MySQL: Fetching Many-To-Many Relationships

Fetching entries from Many-To-Many relationships is up to ten times faster and much more readable/easier to code using multiple SELECT statements than JOINs.

I’ve been wondering for a few months how I could make complex queries more performant and readable, so today I decided to perform a little experiment.

There are basically three ways to fetch a text and its tags using MySQL.

Using a JOIN takes about 36.7s if I repeat the operation 100,000 times. The code looks like this:

const data = await mysql.query(`
  SELECT tv.title as text_title, tv.id, t.id as text_id, c.uuid, c.title 
  FROM TextVersion tv 
  LEFT JOIN Text t ON t.id = tv.text_fk 
  LEFT JOIN text_category tc ON tc.text_id = t.id 
  LEFT JOIN Category c ON tc.category_id = c.id 
  WHERE tv.id=26
`)

const result = {
  id: data[0].id,
  title: data[0].title,
  text_id: data[0].text_id,
  categories: data.map(c => { return {
    title: c.title, 
    uuid: c.uuid
  }})
}

With a concatenated subquery result, I obtain 45s, which is 18.5% slower than the previous solution. It’s the method I used so far because I couldn’t figure out how to make JOINs work and look good with multiple Many-to-Many relationships:

const data = await mysql.query(`
  SELECT tv.title, tv.id, t.id as text_id, 
    (
    SELECT 
      CONCAT( '[', 
        GROUP_CONCAT(CONCAT(
          '{"title":"', c.title, '"}', ',', '{"uuid":"', c.uuid, '"}' 
         )), 
      ']'
    ) 
    FROM Category c 
    LEFT JOIN text_category tc ON tc.category_id = c.id 
    WHERE tc.text_id = t.id) as c 
  FROM TextVersion tv 
  JOIN Text t ON t.id = tv.text_fk 
  WHERE tv.id=26
`)

const result = {
  id: data[0].id,
  title: data[0].title,
  text_id: data[0].text_id,
  categories: JSON.parse(data[0].c)
}

The last solution I came up with was to use multiple SELECT statements. It took 40.1s (10% slower) to fetch and process the data to the format I needed:

const data = await mysql.query(`
  SELECT tv.title, tv.id, t.id as text_id 
  FROM TextVersion tv 
  JOIN Text t ON t.id = tv.text_fk 
  WHERE tv.id=26; 

  SELECT c.title, c.uuid  
  FROM Category c 
  LEFT JOIN text_category tc ON tc.category_id = c.id 
  LEFT JOIN TextVersion tv ON tv.text_fk=tc.text_id 
  WHERE tv.id=26
`)

const result = {
  id: data[0][0].id,
  title: data[0][0].title,
  text_id: data[0][0].text_id,
  categories: data[1].map(c => { return {
    title: c.title, 
    uuid: c.uuid
  }})
}

The first solution obviously performs better at scale. The literature almost always advise to use JOINs, so no surprise here. 

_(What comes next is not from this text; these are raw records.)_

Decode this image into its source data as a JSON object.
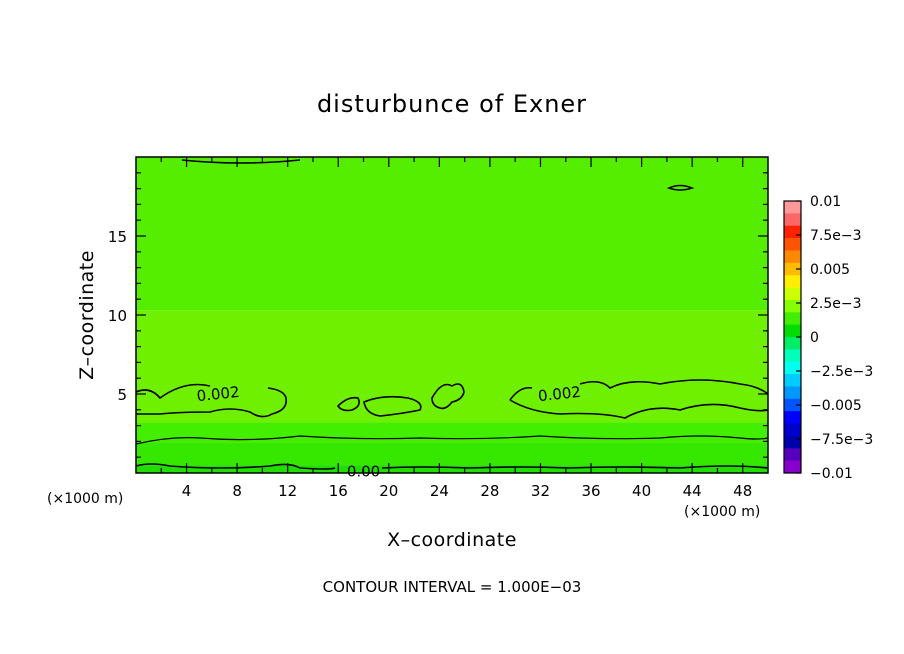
{
  "chart_data": {
    "type": "heatmap",
    "subtype": "filled-contour",
    "title": "disturbunce of Exner",
    "xlabel": "X–coordinate",
    "ylabel": "Z–coordinate",
    "x_unit": "(×1000 m)",
    "x_unit_right": "(×1000 m)",
    "xlim": [
      0,
      50
    ],
    "ylim": [
      0,
      20
    ],
    "x_ticks": [
      4,
      8,
      12,
      16,
      20,
      24,
      28,
      32,
      36,
      40,
      44,
      48
    ],
    "y_ticks": [
      5,
      10,
      15
    ],
    "contour_interval_text": "CONTOUR INTERVAL = 1.000E−03",
    "contour_labels": [
      {
        "text": "0.002",
        "x": 6.5,
        "z": 5.0
      },
      {
        "text": "0.002",
        "x": 33.5,
        "z": 5.0
      },
      {
        "text": "0.00",
        "x": 18.0,
        "z": 0.1
      }
    ],
    "bands": [
      {
        "z_bottom": 0.0,
        "z_top": 0.5,
        "value": -0.0005,
        "color": "#22dd00"
      },
      {
        "z_bottom": 0.5,
        "z_top": 1.9,
        "value": 0.0008,
        "color": "#36e800"
      },
      {
        "z_bottom": 1.9,
        "z_top": 3.2,
        "value": 0.0013,
        "color": "#44ee00"
      },
      {
        "z_bottom": 3.2,
        "z_top": 10.3,
        "value": 0.0017,
        "color": "#6ef000"
      },
      {
        "z_bottom": 10.3,
        "z_top": 20.0,
        "value": 0.0012,
        "color": "#55ee00"
      }
    ],
    "colorbar": {
      "labels": [
        "0.01",
        "7.5e−3",
        "0.005",
        "2.5e−3",
        "0",
        "−2.5e−3",
        "−0.005",
        "−7.5e−3",
        "−0.01"
      ],
      "colors_top_to_bottom": [
        "#ff9999",
        "#ff6666",
        "#ff2200",
        "#ff5500",
        "#ff8800",
        "#ffbb00",
        "#ffee00",
        "#ccff00",
        "#88ff00",
        "#44ee00",
        "#00dd00",
        "#00ee66",
        "#00ffbb",
        "#00ffee",
        "#00ccff",
        "#0099ff",
        "#0055ff",
        "#0000ff",
        "#0000cc",
        "#0000aa",
        "#5500bb",
        "#8800cc"
      ]
    }
  }
}
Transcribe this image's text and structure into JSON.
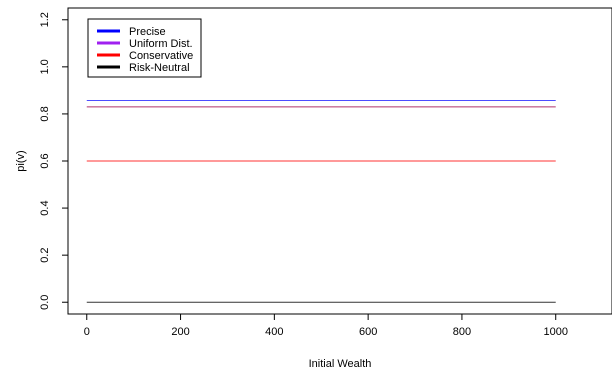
{
  "chart_data": {
    "type": "line",
    "title": "",
    "xlabel": "Initial Wealth",
    "ylabel": "pi(v)",
    "xlim": [
      -40,
      1120
    ],
    "ylim": [
      -0.05,
      1.25
    ],
    "x_ticks": [
      "0",
      "200",
      "400",
      "600",
      "800",
      "1000"
    ],
    "y_ticks": [
      "0.0",
      "0.2",
      "0.4",
      "0.6",
      "0.8",
      "1.0",
      "1.2"
    ],
    "grid": false,
    "legend_position": "top-left",
    "legend": [
      {
        "label": "Precise",
        "color": "#0000ff"
      },
      {
        "label": "Uniform Dist.",
        "color": "#a020f0"
      },
      {
        "label": "Conservative",
        "color": "#ff0000"
      },
      {
        "label": "Risk-Neutral",
        "color": "#000000"
      }
    ],
    "series": [
      {
        "x": [
          0,
          1000
        ],
        "y": [
          0.857,
          0.857
        ],
        "color": "#4d4dff"
      },
      {
        "x": [
          0,
          1000
        ],
        "y": [
          0.83,
          0.83
        ],
        "color": "#b0306a"
      },
      {
        "x": [
          0,
          1000
        ],
        "y": [
          0.6,
          0.6
        ],
        "color": "#ff3333"
      },
      {
        "x": [
          0,
          1000
        ],
        "y": [
          0.0,
          0.0
        ],
        "color": "#333333"
      }
    ]
  }
}
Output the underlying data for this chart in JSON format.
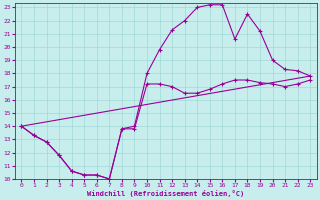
{
  "xlabel": "Windchill (Refroidissement éolien,°C)",
  "xlim": [
    -0.5,
    23.5
  ],
  "ylim": [
    10,
    23.3
  ],
  "xticks": [
    0,
    1,
    2,
    3,
    4,
    5,
    6,
    7,
    8,
    9,
    10,
    11,
    12,
    13,
    14,
    15,
    16,
    17,
    18,
    19,
    20,
    21,
    22,
    23
  ],
  "yticks": [
    10,
    11,
    12,
    13,
    14,
    15,
    16,
    17,
    18,
    19,
    20,
    21,
    22,
    23
  ],
  "bg_color": "#c8eded",
  "grid_color": "#a0d8d8",
  "line_color": "#990099",
  "curve1_x": [
    0,
    1,
    2,
    3,
    4,
    5,
    6,
    7,
    8,
    9,
    10,
    11,
    12,
    13,
    14,
    15,
    16,
    17,
    18,
    19,
    20,
    21,
    22,
    23
  ],
  "curve1_y": [
    14.0,
    13.3,
    12.8,
    11.8,
    10.6,
    10.3,
    10.3,
    10.0,
    13.8,
    14.0,
    18.0,
    19.8,
    21.3,
    22.0,
    23.0,
    23.2,
    23.2,
    20.6,
    22.5,
    21.2,
    19.0,
    18.3,
    18.2,
    17.8
  ],
  "curve2_x": [
    0,
    1,
    2,
    3,
    4,
    5,
    6,
    7,
    8,
    9,
    10,
    11,
    12,
    13,
    14,
    15,
    16,
    17,
    18,
    19,
    20,
    21,
    22,
    23
  ],
  "curve2_y": [
    14.0,
    13.3,
    12.8,
    11.8,
    10.6,
    10.3,
    10.3,
    10.0,
    13.8,
    13.8,
    17.2,
    17.2,
    17.0,
    16.5,
    16.5,
    16.8,
    17.2,
    17.5,
    17.5,
    17.3,
    17.2,
    17.0,
    17.2,
    17.5
  ],
  "curve3_x": [
    0,
    23
  ],
  "curve3_y": [
    14.0,
    17.8
  ]
}
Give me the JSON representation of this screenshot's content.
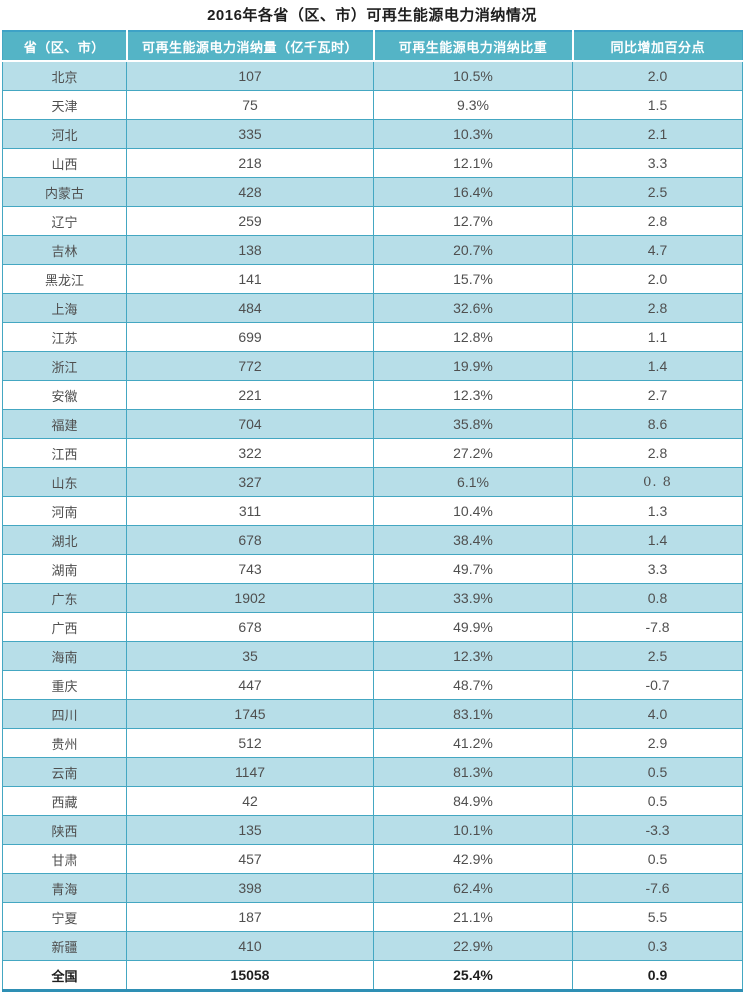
{
  "title": "2016年各省（区、市）可再生能源电力消纳情况",
  "colors": {
    "header_bg": "#54b4c6",
    "header_text": "#ffffff",
    "row_alt_bg": "#b7dee8",
    "row_bg": "#ffffff",
    "cell_border": "#44a7c2",
    "table_bottom_border": "#2e8fb4",
    "cell_text": "#4f4f4f",
    "title_text": "#1e1e1e"
  },
  "chart_data": {
    "type": "table",
    "title": "2016年各省（区、市）可再生能源电力消纳情况",
    "columns": [
      "省（区、市）",
      "可再生能源电力消纳量（亿千瓦时）",
      "可再生能源电力消纳比重",
      "同比增加百分点"
    ],
    "rows": [
      [
        "北京",
        "107",
        "10.5%",
        "2.0"
      ],
      [
        "天津",
        "75",
        "9.3%",
        "1.5"
      ],
      [
        "河北",
        "335",
        "10.3%",
        "2.1"
      ],
      [
        "山西",
        "218",
        "12.1%",
        "3.3"
      ],
      [
        "内蒙古",
        "428",
        "16.4%",
        "2.5"
      ],
      [
        "辽宁",
        "259",
        "12.7%",
        "2.8"
      ],
      [
        "吉林",
        "138",
        "20.7%",
        "4.7"
      ],
      [
        "黑龙江",
        "141",
        "15.7%",
        "2.0"
      ],
      [
        "上海",
        "484",
        "32.6%",
        "2.8"
      ],
      [
        "江苏",
        "699",
        "12.8%",
        "1.1"
      ],
      [
        "浙江",
        "772",
        "19.9%",
        "1.4"
      ],
      [
        "安徽",
        "221",
        "12.3%",
        "2.7"
      ],
      [
        "福建",
        "704",
        "35.8%",
        "8.6"
      ],
      [
        "江西",
        "322",
        "27.2%",
        "2.8"
      ],
      [
        "山东",
        "327",
        "6.1%",
        "0. 8"
      ],
      [
        "河南",
        "311",
        "10.4%",
        "1.3"
      ],
      [
        "湖北",
        "678",
        "38.4%",
        "1.4"
      ],
      [
        "湖南",
        "743",
        "49.7%",
        "3.3"
      ],
      [
        "广东",
        "1902",
        "33.9%",
        "0.8"
      ],
      [
        "广西",
        "678",
        "49.9%",
        "-7.8"
      ],
      [
        "海南",
        "35",
        "12.3%",
        "2.5"
      ],
      [
        "重庆",
        "447",
        "48.7%",
        "-0.7"
      ],
      [
        "四川",
        "1745",
        "83.1%",
        "4.0"
      ],
      [
        "贵州",
        "512",
        "41.2%",
        "2.9"
      ],
      [
        "云南",
        "1147",
        "81.3%",
        "0.5"
      ],
      [
        "西藏",
        "42",
        "84.9%",
        "0.5"
      ],
      [
        "陕西",
        "135",
        "10.1%",
        "-3.3"
      ],
      [
        "甘肃",
        "457",
        "42.9%",
        "0.5"
      ],
      [
        "青海",
        "398",
        "62.4%",
        "-7.6"
      ],
      [
        "宁夏",
        "187",
        "21.1%",
        "5.5"
      ],
      [
        "新疆",
        "410",
        "22.9%",
        "0.3"
      ],
      [
        "全国",
        "15058",
        "25.4%",
        "0.9"
      ]
    ],
    "total_row_label": "全国",
    "layout_hints": {
      "striped": true,
      "stripe_pattern": "odd-rows-cyan",
      "header_position": "top",
      "text_align": "center"
    }
  }
}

But when I try decreasing the number of iterations, I found out that multiple SELECT statements are equivalent or outperform JOIN queries. 

They are equally fast at 12,000 iterations, 50% faster at a hundred, 10 times faster with 10 iterations, and 60 times faster when performing a single query!

@craigpetterson mentioned on Twitter there is perhaps something wrong with my indexes, but adding composite indexes on the foreign keys doesn’t seem to change the results.

JOINs do scale better. But according to my benchmark, multiple SELECT statements are easier to read/code, require less data (no data duplication) to send over the wire, and outperform JOINs when you send fewer database requests, which is the case of most apps and static-generated webpages.

In conclusion, I’ll try to prefer using multiple SELECT statements rather than complicated JOIN until I manage to perform further tests and see how the queries behave in production.